'morning Mike,
Glad you chose that location, seemed centrally located to me. I assume your drawing is scaled and so I don't see any reason for 36-40 feet wire runs. I see two runs, one up to the siding in front and one to the adjacent track, that could be 17 feet or so.
It starts with how you configure your track into isolated blocks. I believe I read once on the Ross website that switches often make a good place for isolation. For example, if you consider the large loop on the right side bounded by two switches. That loop could be configured as two blocks. Your wiring to reach them only has to get as far as the track coming out of the first switch closest to power. It is possible to put the single DCS drop at either end or in the middle of a block, you just have to honor the recommendation for number of joints the signal will pass through in each block. It is number of track joints, not length of the block, that is important.

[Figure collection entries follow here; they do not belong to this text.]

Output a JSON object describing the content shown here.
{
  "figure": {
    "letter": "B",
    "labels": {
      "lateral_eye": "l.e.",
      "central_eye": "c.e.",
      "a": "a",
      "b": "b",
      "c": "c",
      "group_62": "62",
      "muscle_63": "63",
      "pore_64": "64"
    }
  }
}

I also want sidings that can be powered up and down so I've been studying the different approaches to the watchdog issue. An easy way to handle the watchdog issue with sidings is to dedicate a TIU channel (if possible) to the sidings. Then you want to switch power to those sidings before the TIU channel. The TIU sends watchdogs for a short time when a channel is first powered. I have not tried this method so I can't comment on how DCS behaves. I don't know that this will scale if you have more than a few sidings, but there are more sophisticated ways if this doesn't do it for you.